Consider the MacLaurin series for cos theta:
cos theta = sum_(n=0)^oo (-1)^n theta^(2n)/((2n)!)
and let theta = 3x^2:
cos (3x^2) = sum_(n=0)^oo (-1)^n(3x^2)^(2n)/((2n)!)
cos (3x^2) = sum_(n=0)^oo (-1)^n3^(2n)x^(4n)/((2n)!)
Using the ratio test:
lim_(n->oo) abs (a_(n+1)/a_n) = lim_(n->oo) abs ( ( 3^(2(n+1))x^(4(n+1))/((2(n+1))!))/(3^(2n)x^(4n)/((2n)!)))
lim_(n->oo) abs (a_(n+1)/a_n) = lim_(n->oo) abs (3^(2(n+1))/3^(2n) * ((2n)!) /((2(n+1))!)* x^(4(n+1))/x^(4n))
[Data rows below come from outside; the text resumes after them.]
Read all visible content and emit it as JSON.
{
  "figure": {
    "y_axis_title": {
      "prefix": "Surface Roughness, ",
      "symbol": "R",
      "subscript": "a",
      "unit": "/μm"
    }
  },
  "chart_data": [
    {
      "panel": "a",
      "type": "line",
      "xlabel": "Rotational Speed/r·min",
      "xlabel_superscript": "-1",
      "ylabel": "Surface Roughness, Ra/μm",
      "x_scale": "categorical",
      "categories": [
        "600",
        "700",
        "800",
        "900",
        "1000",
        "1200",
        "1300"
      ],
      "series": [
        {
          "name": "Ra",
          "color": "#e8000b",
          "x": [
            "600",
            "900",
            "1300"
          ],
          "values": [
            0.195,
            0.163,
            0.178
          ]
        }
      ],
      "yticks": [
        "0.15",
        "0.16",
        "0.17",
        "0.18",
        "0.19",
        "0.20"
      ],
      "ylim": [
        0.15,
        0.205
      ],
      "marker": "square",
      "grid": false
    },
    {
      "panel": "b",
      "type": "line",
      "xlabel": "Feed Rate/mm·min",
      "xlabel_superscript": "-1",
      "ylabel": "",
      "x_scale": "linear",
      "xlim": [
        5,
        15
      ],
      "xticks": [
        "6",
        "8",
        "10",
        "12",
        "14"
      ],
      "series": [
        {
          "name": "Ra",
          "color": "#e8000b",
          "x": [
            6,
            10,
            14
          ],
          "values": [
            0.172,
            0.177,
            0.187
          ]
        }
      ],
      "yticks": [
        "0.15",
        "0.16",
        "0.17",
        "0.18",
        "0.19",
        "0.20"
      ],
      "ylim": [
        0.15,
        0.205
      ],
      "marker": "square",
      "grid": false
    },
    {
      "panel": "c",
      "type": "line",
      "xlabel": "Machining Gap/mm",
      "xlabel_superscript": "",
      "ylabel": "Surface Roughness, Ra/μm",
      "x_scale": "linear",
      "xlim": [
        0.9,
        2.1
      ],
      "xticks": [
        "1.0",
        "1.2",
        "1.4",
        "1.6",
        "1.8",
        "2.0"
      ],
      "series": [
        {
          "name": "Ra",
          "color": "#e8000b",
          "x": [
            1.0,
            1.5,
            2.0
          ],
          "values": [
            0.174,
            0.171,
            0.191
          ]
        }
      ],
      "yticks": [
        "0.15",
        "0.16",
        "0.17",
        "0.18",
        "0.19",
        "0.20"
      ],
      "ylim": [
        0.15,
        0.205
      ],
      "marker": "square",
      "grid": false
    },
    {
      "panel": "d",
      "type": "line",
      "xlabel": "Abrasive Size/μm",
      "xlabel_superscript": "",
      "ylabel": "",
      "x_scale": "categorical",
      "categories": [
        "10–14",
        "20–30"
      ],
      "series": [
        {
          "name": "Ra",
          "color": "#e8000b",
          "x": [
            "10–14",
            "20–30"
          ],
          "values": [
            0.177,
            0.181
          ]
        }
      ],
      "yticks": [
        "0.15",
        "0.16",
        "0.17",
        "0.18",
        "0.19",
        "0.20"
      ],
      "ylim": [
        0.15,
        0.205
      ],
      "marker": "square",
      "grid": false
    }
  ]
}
lim_(n->oo) abs (a_(n+1)/a_n) = lim_(n->oo)3^(2n+2)/3^(2n) * ((2n)!)/((2n+2)!) * abs(x^(4n+4)/x^(4n))
lim_(n->oo) abs (a_(n+1)/a_n) = lim_(n->oo)(9x^4)/((2n+1)(2n+2))
so for any value of x in RR:
lim_(n->oo) abs (a_(n+1)/a_n) = 0
and the series is convergent, which means that the radius of convergence is R=oo.